Woodside Woods afirma que es importante poner sobre la mesa un aspecto: la cultura es política. “Hay una geopolítica de la cultura, hay dinámicas de persuasión mediática, y guardar distancia de los espacios donde se construyen los discursos, las identidades, es lo peor que se puede hacer. Hoy es importante humanizar el pensamiento. Los perfiles científico-sociales con enfoque en la comunicación son más que pertinentes en la actualidad, porque detrás de la configuración de la IA hay lógicas culturales, igual que detrás de la algoritmización de la cultura, del entretenimiento y de la información. En un momento de saturación de información, a veces observar, guardar silencio y entender es mucho más pertinente, para después realizar acciones”, dice el académico.
Sobre tus intereses al frente de la Maestría en Comunicación y Cultura, explica que buscará una mayor vinculación con la comunidad universitaria: con la del Deso, por supuesto, y también con otros departamentos y programas de la universidad. “Tenemos que dialogar con las áreas de tecnología, con las áreas de derechos humanos, generar una comunidad de pensamiento para generar insumos de reflexión, de discusión”. Otro aspecto que buscará afianzar es el de ofrecer un seguimiento cercano a las inquietudes del estudiantado, teniendo en cuenta el cambio generacional y el cambio en los consumos culturales que este conlleva. “Hay cosas que son identitarias en las generaciones y me interesa potenciar que se exploren esas inquietudes”, dice Woodside y añade: “Las generaciones jóvenes están mucho más alfabetizadas mediáticamente que las anteriores. Es un buen momento para reconocer que estas generaciones tienen un lenguaje y unas formas estéticas mucho más elaboradas de lo que se piensa. En este caso, la maestría es muy pertinente para detonar reflexiones e investigaciones que estén a la altura”.

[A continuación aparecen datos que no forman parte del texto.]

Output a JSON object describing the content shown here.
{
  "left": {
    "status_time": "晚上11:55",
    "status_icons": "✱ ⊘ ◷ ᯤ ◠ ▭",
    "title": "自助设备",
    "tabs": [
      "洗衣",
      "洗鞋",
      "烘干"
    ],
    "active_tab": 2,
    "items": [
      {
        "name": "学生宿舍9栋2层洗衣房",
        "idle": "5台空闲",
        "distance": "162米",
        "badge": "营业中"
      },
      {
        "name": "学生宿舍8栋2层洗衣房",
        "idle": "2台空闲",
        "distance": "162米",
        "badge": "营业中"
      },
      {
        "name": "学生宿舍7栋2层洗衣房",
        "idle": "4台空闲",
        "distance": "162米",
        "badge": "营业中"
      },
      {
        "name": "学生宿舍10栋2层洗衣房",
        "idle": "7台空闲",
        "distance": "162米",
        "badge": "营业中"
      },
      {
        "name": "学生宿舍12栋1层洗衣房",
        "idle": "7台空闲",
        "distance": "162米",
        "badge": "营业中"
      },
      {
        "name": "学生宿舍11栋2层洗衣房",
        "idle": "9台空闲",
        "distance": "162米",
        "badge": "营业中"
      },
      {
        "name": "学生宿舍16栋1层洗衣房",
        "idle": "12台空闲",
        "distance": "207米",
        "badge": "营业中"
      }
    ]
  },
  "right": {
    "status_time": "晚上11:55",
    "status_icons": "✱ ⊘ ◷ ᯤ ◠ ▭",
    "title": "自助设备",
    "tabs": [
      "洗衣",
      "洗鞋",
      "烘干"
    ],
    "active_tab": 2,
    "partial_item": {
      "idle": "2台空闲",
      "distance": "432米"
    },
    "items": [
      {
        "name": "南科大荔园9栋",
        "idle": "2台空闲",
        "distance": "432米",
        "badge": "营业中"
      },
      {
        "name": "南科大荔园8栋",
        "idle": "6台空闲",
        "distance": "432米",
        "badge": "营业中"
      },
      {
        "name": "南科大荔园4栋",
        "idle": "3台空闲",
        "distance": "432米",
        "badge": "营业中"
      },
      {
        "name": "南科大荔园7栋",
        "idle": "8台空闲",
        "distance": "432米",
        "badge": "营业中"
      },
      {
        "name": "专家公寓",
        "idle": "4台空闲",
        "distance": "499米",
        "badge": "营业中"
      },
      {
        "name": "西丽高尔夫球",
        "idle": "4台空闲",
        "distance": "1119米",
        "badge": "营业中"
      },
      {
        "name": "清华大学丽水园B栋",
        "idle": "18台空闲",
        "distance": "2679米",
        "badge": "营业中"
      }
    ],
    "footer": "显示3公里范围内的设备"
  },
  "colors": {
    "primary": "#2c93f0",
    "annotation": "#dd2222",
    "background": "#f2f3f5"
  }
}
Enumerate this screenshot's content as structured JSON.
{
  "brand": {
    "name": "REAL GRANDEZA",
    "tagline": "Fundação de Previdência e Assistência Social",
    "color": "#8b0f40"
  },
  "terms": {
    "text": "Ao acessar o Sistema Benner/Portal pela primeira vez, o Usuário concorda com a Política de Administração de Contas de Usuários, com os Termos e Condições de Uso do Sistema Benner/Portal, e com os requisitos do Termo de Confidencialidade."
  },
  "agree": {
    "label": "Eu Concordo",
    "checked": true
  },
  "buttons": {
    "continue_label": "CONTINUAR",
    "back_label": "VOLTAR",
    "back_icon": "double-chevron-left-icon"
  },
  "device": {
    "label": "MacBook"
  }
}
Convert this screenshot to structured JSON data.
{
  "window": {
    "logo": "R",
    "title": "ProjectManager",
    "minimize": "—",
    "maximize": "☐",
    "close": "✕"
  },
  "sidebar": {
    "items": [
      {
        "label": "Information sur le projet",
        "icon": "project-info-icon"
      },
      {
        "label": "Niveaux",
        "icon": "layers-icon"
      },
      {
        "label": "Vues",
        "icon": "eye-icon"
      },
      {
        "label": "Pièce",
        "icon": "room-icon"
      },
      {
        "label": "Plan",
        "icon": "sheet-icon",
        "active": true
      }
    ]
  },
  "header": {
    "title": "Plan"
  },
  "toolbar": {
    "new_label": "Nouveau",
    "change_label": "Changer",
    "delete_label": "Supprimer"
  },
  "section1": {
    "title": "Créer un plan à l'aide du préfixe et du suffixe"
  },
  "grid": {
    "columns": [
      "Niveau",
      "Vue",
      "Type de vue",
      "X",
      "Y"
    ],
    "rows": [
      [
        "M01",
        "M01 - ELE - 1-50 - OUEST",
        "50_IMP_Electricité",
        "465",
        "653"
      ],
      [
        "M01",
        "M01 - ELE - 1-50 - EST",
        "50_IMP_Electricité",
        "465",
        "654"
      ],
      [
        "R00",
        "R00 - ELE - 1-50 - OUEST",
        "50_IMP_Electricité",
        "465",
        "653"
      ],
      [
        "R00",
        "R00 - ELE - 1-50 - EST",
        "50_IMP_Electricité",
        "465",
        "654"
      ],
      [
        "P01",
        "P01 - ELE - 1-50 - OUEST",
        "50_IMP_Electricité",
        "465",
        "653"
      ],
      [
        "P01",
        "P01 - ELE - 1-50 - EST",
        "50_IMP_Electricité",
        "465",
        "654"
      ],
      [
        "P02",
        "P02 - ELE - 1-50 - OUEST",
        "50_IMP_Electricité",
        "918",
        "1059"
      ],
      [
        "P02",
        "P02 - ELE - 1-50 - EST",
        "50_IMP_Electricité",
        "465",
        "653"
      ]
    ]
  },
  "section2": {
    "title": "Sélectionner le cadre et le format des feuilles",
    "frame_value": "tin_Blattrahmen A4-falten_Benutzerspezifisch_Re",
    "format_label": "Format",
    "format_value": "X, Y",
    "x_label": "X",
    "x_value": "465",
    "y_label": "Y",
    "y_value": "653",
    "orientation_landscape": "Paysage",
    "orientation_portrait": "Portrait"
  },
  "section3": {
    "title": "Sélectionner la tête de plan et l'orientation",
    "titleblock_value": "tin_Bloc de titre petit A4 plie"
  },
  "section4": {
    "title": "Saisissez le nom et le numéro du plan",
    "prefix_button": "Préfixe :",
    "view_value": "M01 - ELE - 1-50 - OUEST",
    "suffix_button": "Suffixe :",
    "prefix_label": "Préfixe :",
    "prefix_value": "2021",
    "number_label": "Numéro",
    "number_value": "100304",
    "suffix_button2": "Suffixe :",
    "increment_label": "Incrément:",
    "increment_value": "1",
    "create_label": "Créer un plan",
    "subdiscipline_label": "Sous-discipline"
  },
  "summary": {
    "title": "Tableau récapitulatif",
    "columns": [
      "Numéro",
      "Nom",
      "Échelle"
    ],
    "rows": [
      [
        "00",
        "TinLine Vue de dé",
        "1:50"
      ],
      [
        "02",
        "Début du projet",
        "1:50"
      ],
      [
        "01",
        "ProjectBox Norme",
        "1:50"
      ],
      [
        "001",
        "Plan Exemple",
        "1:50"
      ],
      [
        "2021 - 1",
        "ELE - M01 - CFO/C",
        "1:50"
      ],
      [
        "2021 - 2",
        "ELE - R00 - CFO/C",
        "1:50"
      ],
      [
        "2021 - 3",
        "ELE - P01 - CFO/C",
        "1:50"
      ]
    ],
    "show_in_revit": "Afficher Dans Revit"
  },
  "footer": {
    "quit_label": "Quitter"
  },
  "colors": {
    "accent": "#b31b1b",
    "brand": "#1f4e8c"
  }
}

Finalmente, señala que también buscará vinculaciones estratégicas dentro y fuera de la universidad. “El perfil de las y los egresados dialoga con el ámbito público, con la iniciativa privada, con el arte, la cultura y el activismo. Hay que propiciar que este pensamiento y esta forma de reflexionar sobre el mundo tenga presencia en otros espacios”, concluye Julián Woodside.